UriKatz 21 Mar 2023 2:37 UTC
3 points
2
“Models that are only pre-trained almost certainly don’t have consequentialist goals beyond the trivial next token prediction.”
Why is it impossible for our model which is pre-trained on the whole internet to pick up consequentialism and maximization, especially when it is already picking up non-consequentialist ethics and developing a “nuanced understanding” and “some understanding of direction following … without any reinforcement learning”? Why is it not possible to gain goal-directness from pre-training on the whole internet, thereby learning it before the base goal is conceptualized/understood? For that matter, why can’t the model pickup goal-directedness and a proxy-goal at this stage? To complicate matters more couldn’t it pick up goal-directedness and a proxy-goal without picking up consequentialism and maximization?
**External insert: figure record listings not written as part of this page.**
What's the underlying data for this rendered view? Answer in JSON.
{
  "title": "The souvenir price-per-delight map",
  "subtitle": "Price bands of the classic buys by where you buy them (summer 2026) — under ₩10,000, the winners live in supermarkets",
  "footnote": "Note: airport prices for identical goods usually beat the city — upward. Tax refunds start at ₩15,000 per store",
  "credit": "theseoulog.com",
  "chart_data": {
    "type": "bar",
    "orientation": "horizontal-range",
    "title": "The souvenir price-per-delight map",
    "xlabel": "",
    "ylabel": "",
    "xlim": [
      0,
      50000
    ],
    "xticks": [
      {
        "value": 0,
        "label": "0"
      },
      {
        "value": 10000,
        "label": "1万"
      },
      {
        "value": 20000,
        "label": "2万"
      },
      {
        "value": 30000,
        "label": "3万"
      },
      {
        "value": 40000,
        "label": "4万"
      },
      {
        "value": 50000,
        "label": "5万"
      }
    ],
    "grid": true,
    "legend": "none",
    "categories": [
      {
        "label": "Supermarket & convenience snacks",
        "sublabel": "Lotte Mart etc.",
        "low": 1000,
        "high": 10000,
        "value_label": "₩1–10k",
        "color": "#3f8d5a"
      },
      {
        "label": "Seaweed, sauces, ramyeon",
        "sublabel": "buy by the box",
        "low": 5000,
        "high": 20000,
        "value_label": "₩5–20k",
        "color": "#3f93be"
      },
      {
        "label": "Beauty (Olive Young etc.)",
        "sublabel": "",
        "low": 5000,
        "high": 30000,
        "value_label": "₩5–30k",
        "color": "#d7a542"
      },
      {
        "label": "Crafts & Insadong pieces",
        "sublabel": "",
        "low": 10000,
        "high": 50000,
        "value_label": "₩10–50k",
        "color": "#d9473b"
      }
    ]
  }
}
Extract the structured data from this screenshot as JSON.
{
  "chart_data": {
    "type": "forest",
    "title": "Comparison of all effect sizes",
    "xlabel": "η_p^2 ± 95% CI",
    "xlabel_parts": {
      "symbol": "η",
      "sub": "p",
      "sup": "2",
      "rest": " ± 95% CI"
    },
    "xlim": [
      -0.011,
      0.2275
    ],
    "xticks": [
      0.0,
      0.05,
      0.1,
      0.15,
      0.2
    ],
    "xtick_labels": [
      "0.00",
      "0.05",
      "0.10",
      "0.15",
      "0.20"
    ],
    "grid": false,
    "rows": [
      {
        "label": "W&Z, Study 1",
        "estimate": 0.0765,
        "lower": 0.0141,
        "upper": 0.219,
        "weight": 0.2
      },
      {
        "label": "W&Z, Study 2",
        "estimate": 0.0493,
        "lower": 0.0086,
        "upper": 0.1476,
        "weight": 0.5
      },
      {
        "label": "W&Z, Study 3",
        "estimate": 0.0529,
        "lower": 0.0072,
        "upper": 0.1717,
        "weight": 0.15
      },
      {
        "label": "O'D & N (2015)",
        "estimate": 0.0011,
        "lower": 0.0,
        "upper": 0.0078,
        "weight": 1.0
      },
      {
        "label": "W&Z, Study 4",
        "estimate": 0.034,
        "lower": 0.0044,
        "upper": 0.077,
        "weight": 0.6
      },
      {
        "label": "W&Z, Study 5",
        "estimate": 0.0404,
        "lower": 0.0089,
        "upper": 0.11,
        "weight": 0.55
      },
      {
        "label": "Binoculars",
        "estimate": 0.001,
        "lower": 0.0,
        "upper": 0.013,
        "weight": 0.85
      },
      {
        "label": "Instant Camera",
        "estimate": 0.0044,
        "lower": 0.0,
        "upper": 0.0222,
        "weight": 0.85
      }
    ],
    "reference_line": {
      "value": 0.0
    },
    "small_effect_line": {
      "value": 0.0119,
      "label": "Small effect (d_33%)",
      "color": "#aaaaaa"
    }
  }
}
- DavidW 21 Mar 2023 20:09 UTC
  1 point
  −1
  Parent
  Pre-trained models could conceivably have goals like predicting the next token, but they should be extremely myopic and not have situational awareness. In pre-training, a text model predicts tokens totally independently of each other, and nothing other than its performance on the next token depends directly on its output. The model makes the prediction, then that prediction is used to update the model. Otherwise, it doesn’t directly affect anything. Having a goal for something external to its next prediction could only be harmful for training performance, so it should not emerge. The one exception would be if it were already deceptively aligned, but this is a discussion of how deceptive alignment might emerge, so we are assuming that the model isn’t (yet) deceptively aligned.
  I expect pre-training to creating something like a myopic prediction goal. Accomplishing this goal effectively would require sophisticated world modeling, but there would be no mechanism for the model to learn to optimize for a real-world goal. When the training mechanism switches to reinforcement learning, the model will not be deceptively aligned, and its goals will therefore evolve. The goals acquired in pre-training won’t be dangerous and should shift when the model switches to reinforcement learning.
  This model would understand consequentialism, as do non-consequentialist humans, without having a consequentialist goal.